Charity sector told not to lose uniqueness when adopting AI

28 Feb 2024 News

By Shutter2U/Adobe

Charities must adopt artificial intelligence (AI) in a way that does not lose what is unique about the sector, an event has heard.

Speaking at an All-Party Parliamentary Group on Charities and Volunteering meeting yesterday, sector expert Zoe Amar said AI is rapidly evolving and “will undoubtedly affect the charity sector and the people it supports”.

She said: “I think there is something here about how we can adopt these technologies in a way that means we do not lose what is truly unique about our sector.

“So, I see our sector as being very high touch. It offers people the chance to feel seen and supported.”

Amar, who chairs the Charity Digital Code of Practice, said the sector’s uniqueness was around its human connection and quality of support.

“It makes us all evaluate what within our organisations is truly valuable” and what the sector offers as a whole, she said.

Unified sector response to AI

Amar said charities needed to work together to navigate the potential risks and challenges of AI.

She said the charity sector is “broad church” but that it should identify where AI can make the biggest difference and perhaps be adopted in an inclusive way.

“Charities can harness AI’s potential to help them achieve their visions and make a positive difference,” she said.

“Whilst AI offers exciting possibilities, we know that those at the sharp end of social justice could be adversely affected by it.
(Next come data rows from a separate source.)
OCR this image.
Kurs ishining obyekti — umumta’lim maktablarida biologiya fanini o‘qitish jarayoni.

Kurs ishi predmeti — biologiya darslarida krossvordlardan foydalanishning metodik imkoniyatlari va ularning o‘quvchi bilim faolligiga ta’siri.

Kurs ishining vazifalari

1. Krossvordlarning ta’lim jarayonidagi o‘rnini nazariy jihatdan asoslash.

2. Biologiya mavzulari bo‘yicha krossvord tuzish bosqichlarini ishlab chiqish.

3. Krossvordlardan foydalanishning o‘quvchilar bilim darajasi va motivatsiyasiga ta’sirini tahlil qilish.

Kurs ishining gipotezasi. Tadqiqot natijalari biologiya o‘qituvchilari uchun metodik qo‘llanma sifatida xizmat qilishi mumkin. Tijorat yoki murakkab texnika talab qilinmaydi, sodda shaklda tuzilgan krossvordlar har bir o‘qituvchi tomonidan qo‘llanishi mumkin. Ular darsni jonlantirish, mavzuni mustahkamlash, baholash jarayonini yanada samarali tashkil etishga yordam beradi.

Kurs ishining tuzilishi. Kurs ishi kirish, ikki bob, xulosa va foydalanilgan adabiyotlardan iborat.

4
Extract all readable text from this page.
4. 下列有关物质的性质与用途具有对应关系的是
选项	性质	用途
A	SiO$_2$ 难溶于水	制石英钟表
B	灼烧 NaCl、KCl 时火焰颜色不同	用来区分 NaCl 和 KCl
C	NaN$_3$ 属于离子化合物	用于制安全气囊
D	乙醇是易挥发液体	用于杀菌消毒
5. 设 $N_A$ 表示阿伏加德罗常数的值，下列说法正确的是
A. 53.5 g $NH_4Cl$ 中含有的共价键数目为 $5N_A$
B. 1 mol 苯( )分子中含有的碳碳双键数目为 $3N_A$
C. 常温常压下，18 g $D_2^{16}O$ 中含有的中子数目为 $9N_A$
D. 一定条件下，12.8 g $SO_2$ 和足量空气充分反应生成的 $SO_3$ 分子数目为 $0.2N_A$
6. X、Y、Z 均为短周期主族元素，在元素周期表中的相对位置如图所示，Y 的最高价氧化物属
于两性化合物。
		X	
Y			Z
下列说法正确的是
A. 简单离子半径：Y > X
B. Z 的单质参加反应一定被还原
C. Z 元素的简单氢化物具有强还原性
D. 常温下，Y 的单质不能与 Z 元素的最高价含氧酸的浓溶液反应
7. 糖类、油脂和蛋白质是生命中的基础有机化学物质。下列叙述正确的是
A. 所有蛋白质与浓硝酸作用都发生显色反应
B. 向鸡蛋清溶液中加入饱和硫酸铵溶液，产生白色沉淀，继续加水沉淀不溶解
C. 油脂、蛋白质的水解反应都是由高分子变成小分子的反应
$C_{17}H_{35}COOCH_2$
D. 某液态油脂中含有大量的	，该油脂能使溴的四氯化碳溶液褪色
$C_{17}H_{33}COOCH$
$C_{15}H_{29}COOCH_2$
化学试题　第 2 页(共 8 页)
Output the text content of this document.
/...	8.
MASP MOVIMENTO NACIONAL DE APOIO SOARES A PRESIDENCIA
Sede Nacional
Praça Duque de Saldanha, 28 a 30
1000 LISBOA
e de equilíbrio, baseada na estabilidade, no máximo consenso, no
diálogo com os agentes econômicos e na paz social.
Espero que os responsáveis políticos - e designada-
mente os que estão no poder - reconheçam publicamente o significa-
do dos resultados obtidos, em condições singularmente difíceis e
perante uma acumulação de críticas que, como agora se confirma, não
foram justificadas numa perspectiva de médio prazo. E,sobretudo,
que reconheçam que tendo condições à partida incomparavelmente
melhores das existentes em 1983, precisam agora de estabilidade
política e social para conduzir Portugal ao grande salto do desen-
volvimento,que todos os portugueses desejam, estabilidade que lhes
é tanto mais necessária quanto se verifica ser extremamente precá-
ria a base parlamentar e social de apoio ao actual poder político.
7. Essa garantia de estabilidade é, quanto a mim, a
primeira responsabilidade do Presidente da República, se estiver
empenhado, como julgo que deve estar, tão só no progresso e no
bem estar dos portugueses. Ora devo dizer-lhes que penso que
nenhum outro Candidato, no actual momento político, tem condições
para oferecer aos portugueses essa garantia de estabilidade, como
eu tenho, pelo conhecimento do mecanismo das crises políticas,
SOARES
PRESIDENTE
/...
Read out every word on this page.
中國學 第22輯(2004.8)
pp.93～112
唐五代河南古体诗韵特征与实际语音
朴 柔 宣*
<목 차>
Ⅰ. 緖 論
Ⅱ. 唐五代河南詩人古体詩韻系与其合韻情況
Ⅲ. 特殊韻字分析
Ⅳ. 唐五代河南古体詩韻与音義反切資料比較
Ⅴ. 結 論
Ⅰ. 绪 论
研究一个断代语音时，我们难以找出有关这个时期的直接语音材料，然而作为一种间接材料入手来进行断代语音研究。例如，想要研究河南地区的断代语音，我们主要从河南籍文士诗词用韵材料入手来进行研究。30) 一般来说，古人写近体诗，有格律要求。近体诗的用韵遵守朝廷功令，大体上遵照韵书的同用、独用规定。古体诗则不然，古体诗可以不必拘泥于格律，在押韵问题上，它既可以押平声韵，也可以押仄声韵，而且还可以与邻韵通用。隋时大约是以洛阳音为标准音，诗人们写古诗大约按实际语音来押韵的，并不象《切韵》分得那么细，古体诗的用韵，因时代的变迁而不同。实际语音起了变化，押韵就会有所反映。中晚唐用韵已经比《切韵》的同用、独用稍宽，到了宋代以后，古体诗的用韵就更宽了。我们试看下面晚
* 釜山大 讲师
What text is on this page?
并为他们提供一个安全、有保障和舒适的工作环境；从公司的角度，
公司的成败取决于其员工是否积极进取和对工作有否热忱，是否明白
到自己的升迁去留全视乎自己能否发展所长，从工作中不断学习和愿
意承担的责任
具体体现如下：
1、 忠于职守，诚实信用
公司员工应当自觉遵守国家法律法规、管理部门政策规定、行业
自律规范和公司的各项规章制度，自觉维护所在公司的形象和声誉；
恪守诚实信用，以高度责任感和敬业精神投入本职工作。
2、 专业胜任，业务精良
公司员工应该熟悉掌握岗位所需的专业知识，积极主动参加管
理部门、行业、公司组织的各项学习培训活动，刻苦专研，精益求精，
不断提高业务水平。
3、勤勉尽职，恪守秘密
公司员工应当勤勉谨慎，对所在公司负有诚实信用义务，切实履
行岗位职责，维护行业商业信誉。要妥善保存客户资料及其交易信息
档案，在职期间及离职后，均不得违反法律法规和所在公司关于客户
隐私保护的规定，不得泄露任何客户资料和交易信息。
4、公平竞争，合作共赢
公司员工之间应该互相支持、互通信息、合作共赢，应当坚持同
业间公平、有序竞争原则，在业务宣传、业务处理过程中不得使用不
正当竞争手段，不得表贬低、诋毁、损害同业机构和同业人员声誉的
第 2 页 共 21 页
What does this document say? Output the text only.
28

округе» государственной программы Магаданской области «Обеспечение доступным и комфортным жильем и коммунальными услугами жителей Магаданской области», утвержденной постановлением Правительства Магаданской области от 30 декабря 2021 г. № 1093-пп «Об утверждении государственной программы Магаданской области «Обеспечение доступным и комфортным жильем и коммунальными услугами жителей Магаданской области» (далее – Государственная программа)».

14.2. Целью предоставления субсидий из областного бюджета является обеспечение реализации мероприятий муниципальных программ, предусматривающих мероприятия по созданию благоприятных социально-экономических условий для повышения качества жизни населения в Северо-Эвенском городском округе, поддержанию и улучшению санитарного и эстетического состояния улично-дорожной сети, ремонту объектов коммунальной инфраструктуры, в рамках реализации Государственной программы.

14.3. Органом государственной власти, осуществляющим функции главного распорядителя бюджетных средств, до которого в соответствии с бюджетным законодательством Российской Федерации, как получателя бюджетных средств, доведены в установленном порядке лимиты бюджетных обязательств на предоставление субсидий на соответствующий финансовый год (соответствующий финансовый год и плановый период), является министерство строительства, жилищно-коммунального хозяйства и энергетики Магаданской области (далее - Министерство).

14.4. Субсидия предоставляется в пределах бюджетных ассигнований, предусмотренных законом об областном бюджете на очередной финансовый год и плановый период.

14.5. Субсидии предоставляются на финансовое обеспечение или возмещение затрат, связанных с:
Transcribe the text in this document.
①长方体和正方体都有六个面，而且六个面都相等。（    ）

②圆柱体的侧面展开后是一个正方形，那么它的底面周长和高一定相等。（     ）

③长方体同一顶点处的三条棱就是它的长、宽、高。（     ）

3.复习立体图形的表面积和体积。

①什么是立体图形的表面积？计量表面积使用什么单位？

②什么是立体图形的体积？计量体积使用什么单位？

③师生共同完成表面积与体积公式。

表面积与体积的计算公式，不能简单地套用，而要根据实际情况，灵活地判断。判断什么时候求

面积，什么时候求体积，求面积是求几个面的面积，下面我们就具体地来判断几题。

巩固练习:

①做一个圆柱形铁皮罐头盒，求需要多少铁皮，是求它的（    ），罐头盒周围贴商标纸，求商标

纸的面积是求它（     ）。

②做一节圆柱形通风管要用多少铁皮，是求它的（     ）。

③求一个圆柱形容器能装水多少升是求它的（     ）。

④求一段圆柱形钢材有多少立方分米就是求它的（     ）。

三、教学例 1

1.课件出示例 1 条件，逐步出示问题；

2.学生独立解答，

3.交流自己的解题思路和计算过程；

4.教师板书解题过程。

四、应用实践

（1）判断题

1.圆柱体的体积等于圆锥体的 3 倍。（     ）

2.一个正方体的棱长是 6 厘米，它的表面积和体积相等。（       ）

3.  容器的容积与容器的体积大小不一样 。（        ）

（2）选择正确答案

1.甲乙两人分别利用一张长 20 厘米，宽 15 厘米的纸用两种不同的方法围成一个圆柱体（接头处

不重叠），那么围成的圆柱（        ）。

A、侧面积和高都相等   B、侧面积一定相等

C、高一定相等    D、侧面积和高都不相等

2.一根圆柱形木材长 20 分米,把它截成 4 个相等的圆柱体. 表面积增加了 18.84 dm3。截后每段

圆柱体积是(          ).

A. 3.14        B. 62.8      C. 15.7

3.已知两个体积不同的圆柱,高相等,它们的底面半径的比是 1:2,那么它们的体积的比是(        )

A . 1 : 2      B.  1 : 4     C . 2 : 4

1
“So, AI adoption could have a huge impact on those whom civil society supports but also have significant consequences for civil society itself.

“Most charities recognise AI is relevant but feel ill-prepared to start hindered by barriers like the cost-of-living crisis and digital funding shortages. 

“Additionally, we do not yet have a unified sector response to AI, which is a significant challenge.

“Unlike the education sector’s collaborative methods through bodies such as AI for Education, the charity sector does not yet have a cohesive response to AI.”

Meanwhile, Nesta foresight engagement lead Louis Stupple-Harris, said AI would have “a really big impact on charities and we need to make decisions about how we're going to approach them and try to shape them as well as a sector”.

He said the adoption of AI could create risks of bias, possible changes to jobs, and challenges around keeping humans involved at all times.

“We've got a critical moment now, before they develop further and quickly become very popular in charity, that I think we should be using this time to think about how we feel about the issues inherent in these tools,” he said. 

Potential job losses

Also at the event, Charity Excellence founder Ian McLintock said AI offered advantages such as being able to look up answers to out-of-hours queries, for example about Charity Commission guidance.

Nonetheless, he said “where there is the human touch, then you need a human”, such as on certain charity helplines.

He therefore said that while AI could be used to ease the sector’s workload and enhance its capabilities, the technology should not be replacing people.

“People are very concerned about job losses [but] I absolutely do not see any job losses in the charity sector,” he said.

He said there could be “very big changes in jobs in the charity sector” driven by demand for services but not staffing losses as such.

McLintock added that it was “particularly critical” the sector does not disenfranchise those who are vulnerable and not engaged in emerging technologies.